Should I take a bathroom break before I listen to the other thing, or after? Is now a good time to freshen my drink? You said something a moment ago that I wanted to respond to, but I wanted to give you time to finish; should I respond now, or wait even further? How is what you are about to say related to what you just said? Is it something altogether new, or something that naturally follows from the previous thing.

Tasked with making some kind of mental catalog of the information you've just shared with me, seven various "the other things" presented to me in succession places the entire organizational burden on me, the listener, when it should rather be on you, the speaker. In that case, it's even a little rude.

Worst of all, you've presented your ideas as an unstructured whole. How do you bake bread? You add flour to a mixing bowl. The other thing is, you add milk. The other thing is, you add eggs. The other thing is, you add yeast. The other thing is, you add salt. The other thing is you put it in the oven.

Who on Earth can make sense of a recipe like that? Tell me what the ingredients are, so that I can make a shopping list. Give me an idea of how much of everything I need. Should I start pre-heating the oven as soon as I have the ingredients ready, or will we be waiting hours for the dough to rise first? Give me some idea about what I'm in store for, for heaven's sake!

Not every conversation or presentation is a recipe for bread, but if you care about your audience and want them to understand your ideas, take a moment to collect your thoughts. Make an effort to present them in a way that lends itself to knowledge retention. Present your points in some kind of logical order. If possible, announce your intentions and the scope of what you're about to say.

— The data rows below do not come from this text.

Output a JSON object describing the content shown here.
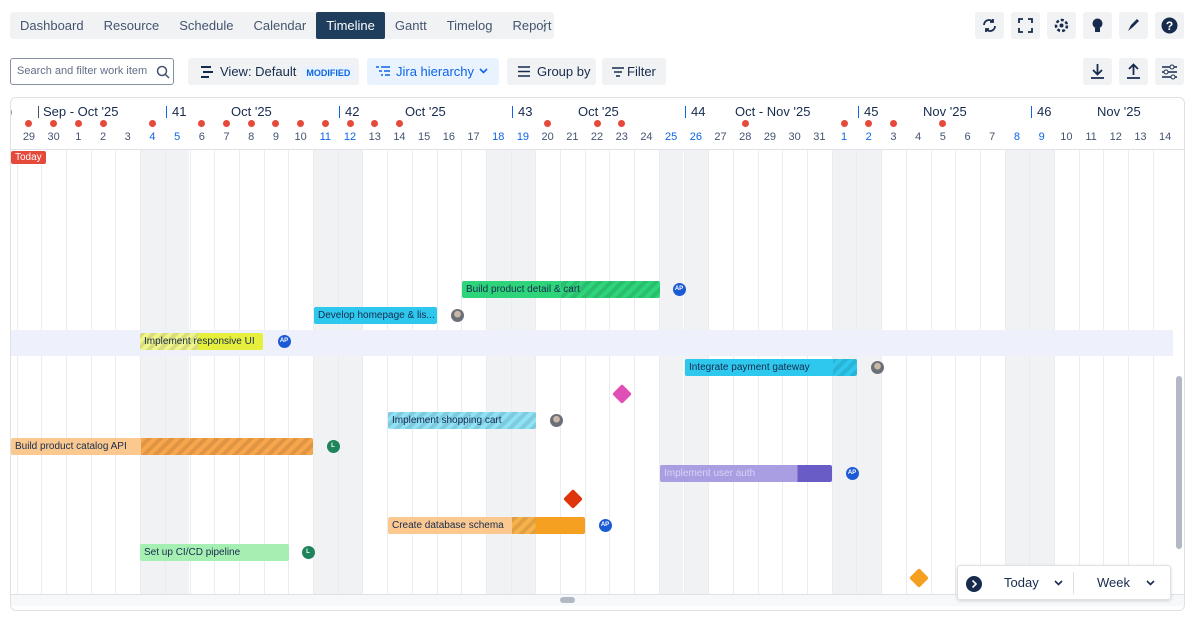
{
  "nav": {
    "tabs": [
      "Dashboard",
      "Resource",
      "Schedule",
      "Calendar",
      "Timeline",
      "Gantt",
      "Timelog",
      "Report"
    ],
    "active": 4
  },
  "toolbar": {
    "search_placeholder": "Search and filter work item",
    "view": "View: Default",
    "view_badge": "MODIFIED",
    "hierarchy": "Jira hierarchy",
    "group_by": "Group by",
    "filter": "Filter"
  },
  "timeline": {
    "lead": ")",
    "periods": [
      "Sep - Oct '25",
      "Oct '25",
      "Oct '25",
      "Oct '25",
      "Oct - Nov '25",
      "Nov '25",
      "Nov '25"
    ],
    "weeks": [
      "41",
      "42",
      "43",
      "44",
      "45",
      "46"
    ],
    "days": [
      {
        "label": "29",
        "weekend": false,
        "dot": true
      },
      {
        "label": "30",
        "weekend": false,
        "dot": true
      },
      {
        "label": "1",
        "weekend": false,
        "dot": true
      },
      {
        "label": "2",
        "weekend": false,
        "dot": true
      },
      {
        "label": "3",
        "weekend": false,
        "dot": false
      },
      {
        "label": "4",
        "weekend": true,
        "dot": true
      },
      {
        "label": "5",
        "weekend": true,
        "dot": false
      },
      {
        "label": "6",
        "weekend": false,
        "dot": true
      },
      {
        "label": "7",
        "weekend": false,
        "dot": true
      },
      {
        "label": "8",
        "weekend": false,
        "dot": true
      },
      {
        "label": "9",
        "weekend": false,
        "dot": true
      },
      {
        "label": "10",
        "weekend": false,
        "dot": true
      },
      {
        "label": "11",
        "weekend": true,
        "dot": true
      },
      {
        "label": "12",
        "weekend": true,
        "dot": true
      },
      {
        "label": "13",
        "weekend": false,
        "dot": true
      },
      {
        "label": "14",
        "weekend": false,
        "dot": true
      },
      {
        "label": "15",
        "weekend": false,
        "dot": false
      },
      {
        "label": "16",
        "weekend": false,
        "dot": false
      },
      {
        "label": "17",
        "weekend": false,
        "dot": false
      },
      {
        "label": "18",
        "weekend": true,
        "dot": false
      },
      {
        "label": "19",
        "weekend": true,
        "dot": false
      },
      {
        "label": "20",
        "weekend": false,
        "dot": true
      },
      {
        "label": "21",
        "weekend": false,
        "dot": false
      },
      {
        "label": "22",
        "weekend": false,
        "dot": true
      },
      {
        "label": "23",
        "weekend": false,
        "dot": true
      },
      {
        "label": "24",
        "weekend": false,
        "dot": false
      },
      {
        "label": "25",
        "weekend": true,
        "dot": false
      },
      {
        "label": "26",
        "weekend": true,
        "dot": false
      },
      {
        "label": "27",
        "weekend": false,
        "dot": false
      },
      {
        "label": "28",
        "weekend": false,
        "dot": true
      },
      {
        "label": "29",
        "weekend": false,
        "dot": false
      },
      {
        "label": "30",
        "weekend": false,
        "dot": false
      },
      {
        "label": "31",
        "weekend": false,
        "dot": false
      },
      {
        "label": "1",
        "weekend": true,
        "dot": true
      },
      {
        "label": "2",
        "weekend": true,
        "dot": true
      },
      {
        "label": "3",
        "weekend": false,
        "dot": true
      },
      {
        "label": "4",
        "weekend": false,
        "dot": false
      },
      {
        "label": "5",
        "weekend": false,
        "dot": true
      },
      {
        "label": "6",
        "weekend": false,
        "dot": false
      },
      {
        "label": "7",
        "weekend": false,
        "dot": false
      },
      {
        "label": "8",
        "weekend": true,
        "dot": false
      },
      {
        "label": "9",
        "weekend": true,
        "dot": false
      },
      {
        "label": "10",
        "weekend": false,
        "dot": false
      },
      {
        "label": "11",
        "weekend": false,
        "dot": false
      },
      {
        "label": "12",
        "weekend": false,
        "dot": false
      },
      {
        "label": "13",
        "weekend": false,
        "dot": false
      },
      {
        "label": "14",
        "weekend": false,
        "dot": false
      }
    ],
    "today": "Today",
    "tasks": [
      {
        "label": "Build product detail & cart",
        "avatar": "AP"
      },
      {
        "label": "Develop homepage & lis..."
      },
      {
        "label": "Implement responsive UI",
        "avatar": "AP"
      },
      {
        "label": "Integrate payment gateway"
      },
      {
        "label": "Implement shopping cart"
      },
      {
        "label": "Build product catalog API",
        "avatar": "L"
      },
      {
        "label": "Implement user auth",
        "avatar": "AP"
      },
      {
        "label": "Create database schema",
        "avatar": "AP"
      },
      {
        "label": "Set up CI/CD pipeline",
        "avatar": "L"
      }
    ]
  },
  "footer": {
    "today": "Today",
    "scale": "Week"
  }
}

Of course, some people say "the other thing is…" just as a generic transition from one thing to another. Their thoughts are perfectly well organized, and this is just a verbal transition. And yet, this is one of those verbal tics that ought to be minimized, no different than "um" or "ah" or "like." It might be organizationally harmless, but it's ineloquent. And if you happen to be talking to someone who expects some orderliness to the conversation, it's distracting.